Are you assuming because he’s [Hosius] from ‘Spain’ he’s western, therefore under the pope?
No, I’m saying he’s under the pope based on the witness of Greek historian Gelasius that Hosius 'held the place of Sylvester of Rome, together with the Roman presbyters Vito and Vincentius."[Migne, Patrologia Graeca, 85:1229]. Granted, Gelasius wrote his history 150 years after the council. But he claimed to have the official Acts of the Council, which have subsequently been almost completely lost.
Is there any written documentation of the period to support that suggests that Hosius presided on behalf of the Emperor, or is the recent scholarly conjecture based solely on their prior relationship?
That’s the problem. You’re saying it’s his right alone, but often ignored
I’m saying it’s
logically the role of the pope to convene a council, because it’s a call to the church to solemnly use the power of the keys to bind and loose in an ecclesial way. It is precisely the function of the successor of Peter to do this. It should have nothing to do with emperors.
The vagaries of history are otherwise, and emperors have obviously been involved.
it’s you using an argument from silence – without recognising it as such. It’s making a claim to the pope having power, but showing where that was ignored; thus I would question you assumption he had that power.
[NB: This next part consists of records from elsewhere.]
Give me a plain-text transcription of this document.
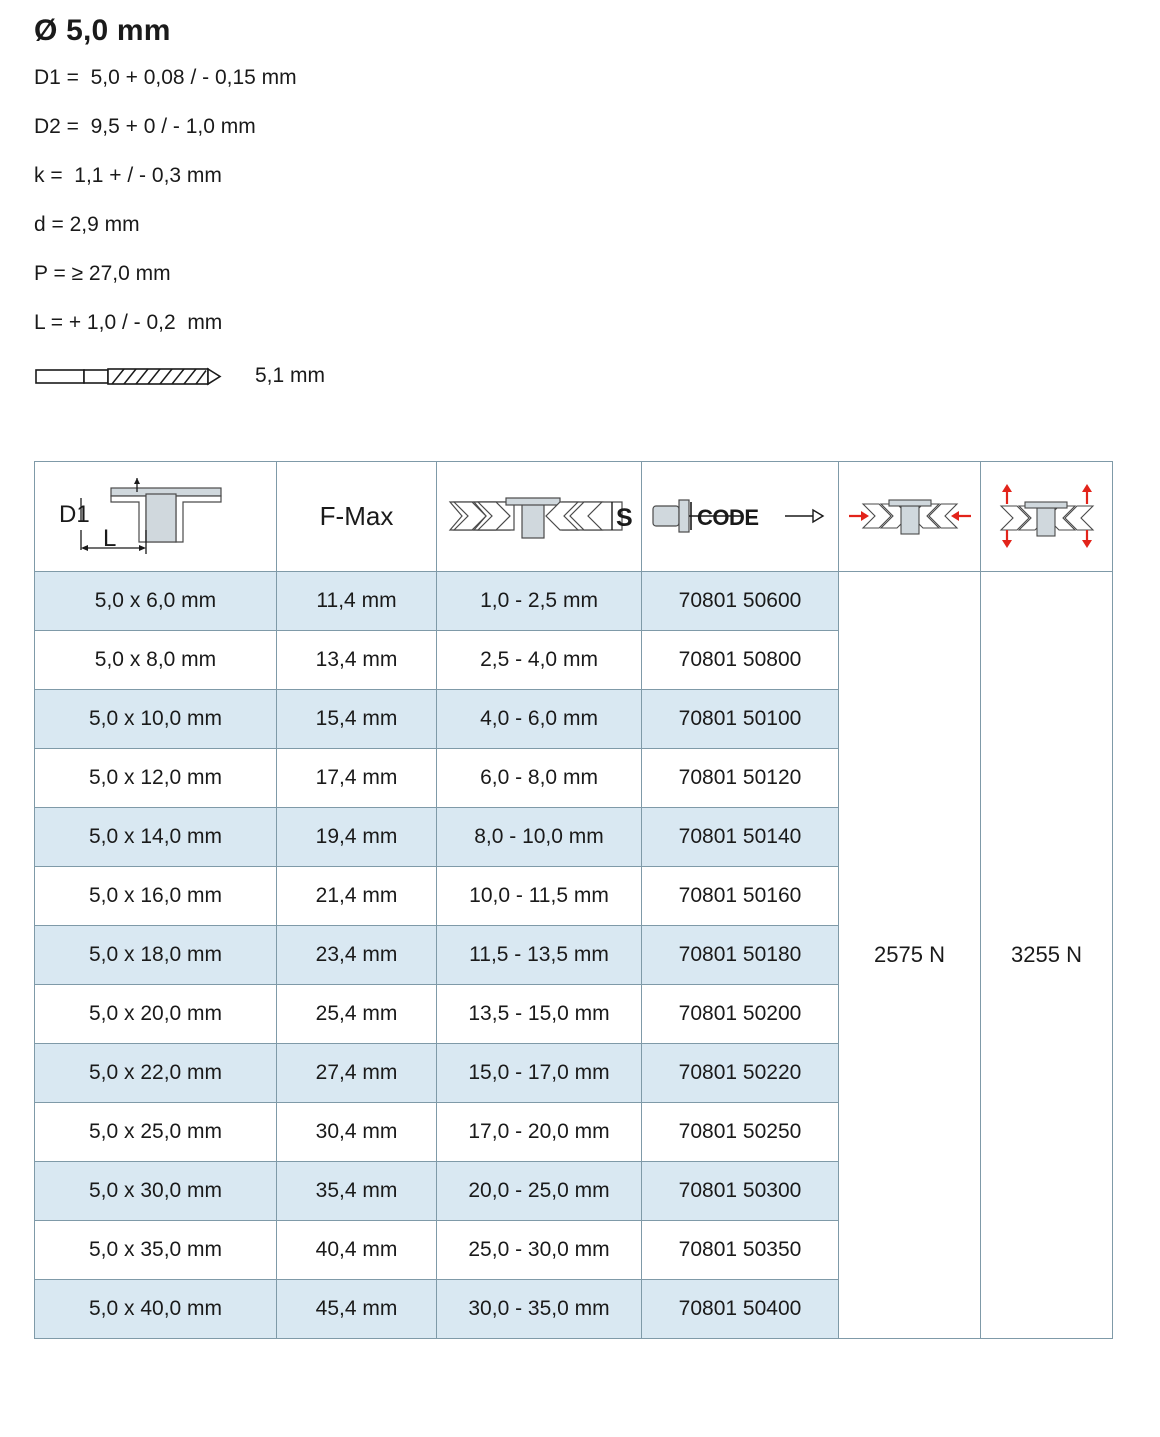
Ø 5,0 mm
D1 =  5,0 + 0,08 / - 0,15 mm
D2 =  9,5 + 0 / - 1,0 mm
k =  1,1 + / - 0,3 mm
d = 2,9 mm
P = ≥ 27,0 mm
L = + 1,0 / - 0,2  mm
5,1 mm
D1
L	F-Max	S	CODE

5,0 x 6,0 mm	11,4 mm	1,0 - 2,5 mm	70801 50600	2575 N	3255 N
5,0 x 8,0 mm	13,4 mm	2,5 - 4,0 mm	70801 50800		
5,0 x 10,0 mm	15,4 mm	4,0 - 6,0 mm	70801 50100		
5,0 x 12,0 mm	17,4 mm	6,0 - 8,0 mm	70801 50120		
5,0 x 14,0 mm	19,4 mm	8,0 - 10,0 mm	70801 50140		
5,0 x 16,0 mm	21,4 mm	10,0 - 11,5 mm	70801 50160		
5,0 x 18,0 mm	23,4 mm	11,5 - 13,5 mm	70801 50180		
5,0 x 20,0 mm	25,4 mm	13,5 - 15,0 mm	70801 50200		
5,0 x 22,0 mm	27,4 mm	15,0 - 17,0 mm	70801 50220		
5,0 x 25,0 mm	30,4 mm	17,0 - 20,0 mm	70801 50250		
5,0 x 30,0 mm	35,4 mm	20,0 - 25,0 mm	70801 50300		
5,0 x 35,0 mm	40,4 mm	25,0 - 30,0 mm	70801 50350		
5,0 x 40,0 mm	45,4 mm	30,0 - 35,0 mm	70801 50400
As we don’t have most of the acts of the council, I’m afraid we both in large measure have to be content with silence insofar as 4th century sources go. But in the 5th century we have Gelasius’ witness re: Pope Sylvester’s presidency in the person of Hosius. We have the seventh century Constantinople III assuring us that the Pope did indeed (with Constantine) summon I Nicea.
We have the Byzantine liturgy I cited above about Pope Sylvester’s victory at Nicea. And, to add to that, from the Byzantine office of St. Sylvester a phrase that implies the pope’s presidency: ‘Thou hast shown thyself the supreme one of the Sacred Council, O initiator into the sacred mysteries, and hast illustrated the Throne of the Supreme One of the Disciples.’ (Luke Rivington, The Primitive Church and the See of Peter). The phrase ‘supreme one of the Sacred Council’ is striking.
This is all, admittedly, from a later tradition. But given the absence of contemporary witness to Nicea, what reason is there to doubt these later traditions?
Are you now saying that the signature of the legates means that the pope doesn’t have to then confirm it?
I’m not. I’m suggesting that, though the bishop of Rome’s essential role was always recognized, that its constituent parts still handn’t been fully spelled out. So it seems possible that the signature of the legates (and, I believe, the president) at the top of the list, with ‘in the name of the Church of Rome’ after the names of Vicentius and Vitus, might have led some to believe that Sylvester had fully adopted the council.
To conclude, I think there’s ample evidence, even in the first two councils, that the Petrine function is essential to an ecumenical council, which is a convocation of the successor of Peter with the successors of the apostles to solemnly loose and bind the Church.
It’s fine, praiseworthy even, to inspect the minutia of various councils to examine precisely the pope’s role in each, whether he convened it, whether he presided over it. But although these functions are proper to the pope, they do absolutely nothing to affect the validity of a council, given the pope’s confirmation.